Third party pressure

James Medhurst | News
1 Oct 2009

The Employment Appeal Tribunal case of Henderson v Connect (South Tyneside) is not very likely to be reported as there is not much new law in it. However, it is a nice example of a judgment which provides a useful survey of the existing authorities, in an area in which many of them are quite old and not all of them are particularly clear. It concerns the tricky issues that arise when an employer sacks someone at the behest of a client, especially if the client does not have good grounds for making such a demand.

The background is the seminal case of Devis v Atkins, which established that the fairness of a dismissal does not depend on justice being done. A dismissal can be unfair even where justice is done (although it may be equitable to reduce the compensation awarded) but, conversely, a dismissal can be fair notwithstanding the fact that there is injustice, such as when the employer has a reasonable belief in the guilt of an employee who is, in fact, innocent. The issue is whether the employer acted reasonably.

It follows that, if a third party has a contract with an employer which gives it a veto on who carries out work for it, and the employer does everything possible to mitigate the effects of such a decision, a dismissal will be fair. So said the Court of Appeal in Dobie v Burns. Unfortunately, however, the Court of Appeal did not quite say this but rather it said that the injustice to the employee must be taken into account when considering the fairness of the dismissal and it appeared to distinguish Devis in this respect. This is ambiguous.

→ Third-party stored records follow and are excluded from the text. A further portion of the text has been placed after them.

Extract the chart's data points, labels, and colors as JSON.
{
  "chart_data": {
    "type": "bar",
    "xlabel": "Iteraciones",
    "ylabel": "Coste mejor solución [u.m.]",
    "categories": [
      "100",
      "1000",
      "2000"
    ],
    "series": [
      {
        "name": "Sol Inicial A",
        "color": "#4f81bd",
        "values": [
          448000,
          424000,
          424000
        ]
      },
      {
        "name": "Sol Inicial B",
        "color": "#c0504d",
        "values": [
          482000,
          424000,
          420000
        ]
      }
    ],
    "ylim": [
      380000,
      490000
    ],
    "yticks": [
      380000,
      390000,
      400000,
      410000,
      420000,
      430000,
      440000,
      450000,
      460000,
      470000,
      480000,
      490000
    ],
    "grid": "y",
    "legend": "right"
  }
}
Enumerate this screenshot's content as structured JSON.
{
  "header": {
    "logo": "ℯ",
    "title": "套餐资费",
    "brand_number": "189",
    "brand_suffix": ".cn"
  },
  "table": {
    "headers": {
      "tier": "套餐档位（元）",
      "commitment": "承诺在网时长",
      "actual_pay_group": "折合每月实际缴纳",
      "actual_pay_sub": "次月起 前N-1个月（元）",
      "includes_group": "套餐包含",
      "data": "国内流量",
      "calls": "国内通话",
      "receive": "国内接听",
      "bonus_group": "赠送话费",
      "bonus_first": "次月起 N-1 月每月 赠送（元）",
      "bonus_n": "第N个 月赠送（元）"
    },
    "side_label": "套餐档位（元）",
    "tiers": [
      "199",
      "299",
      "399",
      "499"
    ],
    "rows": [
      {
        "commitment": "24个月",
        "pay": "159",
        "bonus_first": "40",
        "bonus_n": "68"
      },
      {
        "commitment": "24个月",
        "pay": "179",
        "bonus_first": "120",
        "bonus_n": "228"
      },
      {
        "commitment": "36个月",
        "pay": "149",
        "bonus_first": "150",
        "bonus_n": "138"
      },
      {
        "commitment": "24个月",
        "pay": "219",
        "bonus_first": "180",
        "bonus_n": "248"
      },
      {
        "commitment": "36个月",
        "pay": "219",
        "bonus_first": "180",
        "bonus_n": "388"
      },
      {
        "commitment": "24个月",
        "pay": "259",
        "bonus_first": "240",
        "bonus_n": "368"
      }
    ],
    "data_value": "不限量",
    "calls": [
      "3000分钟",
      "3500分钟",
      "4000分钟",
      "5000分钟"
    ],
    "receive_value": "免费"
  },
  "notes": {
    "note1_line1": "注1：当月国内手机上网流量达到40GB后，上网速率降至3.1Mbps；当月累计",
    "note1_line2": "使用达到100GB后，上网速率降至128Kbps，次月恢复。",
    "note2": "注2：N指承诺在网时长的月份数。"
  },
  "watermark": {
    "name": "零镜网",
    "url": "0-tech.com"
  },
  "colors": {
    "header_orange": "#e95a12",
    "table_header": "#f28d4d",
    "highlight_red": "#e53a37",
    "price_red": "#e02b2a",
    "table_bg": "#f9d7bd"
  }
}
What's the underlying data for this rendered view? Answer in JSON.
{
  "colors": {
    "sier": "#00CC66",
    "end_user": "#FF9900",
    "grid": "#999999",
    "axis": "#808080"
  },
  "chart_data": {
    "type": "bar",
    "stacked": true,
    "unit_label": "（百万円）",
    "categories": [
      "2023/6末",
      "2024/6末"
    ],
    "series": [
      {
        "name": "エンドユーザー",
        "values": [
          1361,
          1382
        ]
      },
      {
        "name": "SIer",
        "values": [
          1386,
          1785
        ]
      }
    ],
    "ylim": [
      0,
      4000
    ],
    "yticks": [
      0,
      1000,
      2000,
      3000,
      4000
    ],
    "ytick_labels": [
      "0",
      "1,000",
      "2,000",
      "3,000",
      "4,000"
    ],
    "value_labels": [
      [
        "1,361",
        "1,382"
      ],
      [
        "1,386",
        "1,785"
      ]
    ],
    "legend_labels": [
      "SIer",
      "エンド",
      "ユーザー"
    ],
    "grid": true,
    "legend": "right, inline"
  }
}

Although it seems to have always been interpreted in accordance with the first sentence of this paragraph, which is also supported by the EAT decision in the same case, there is another possible interpretation, which is that a dismissal which results in injustice to an employee can be unfair even in circumstances where the employer has done everything that can be done to avoid it.

Henderson rejects the latter approach although, strictly speaking, it does not rule upon the matter because it was not argued before it. In any event, there is another point from Dobie v Burns which does remain outstanding, which is the suggestion of the EAT that, where a employer has a client with a right of veto, this right should be expressly incorporated into the contracts of its employees or else a dismissal might be rendered unfair. This is something which does go directly to the reasonableness of the actions of the employer and so it could be something which tribunals will want to take into account.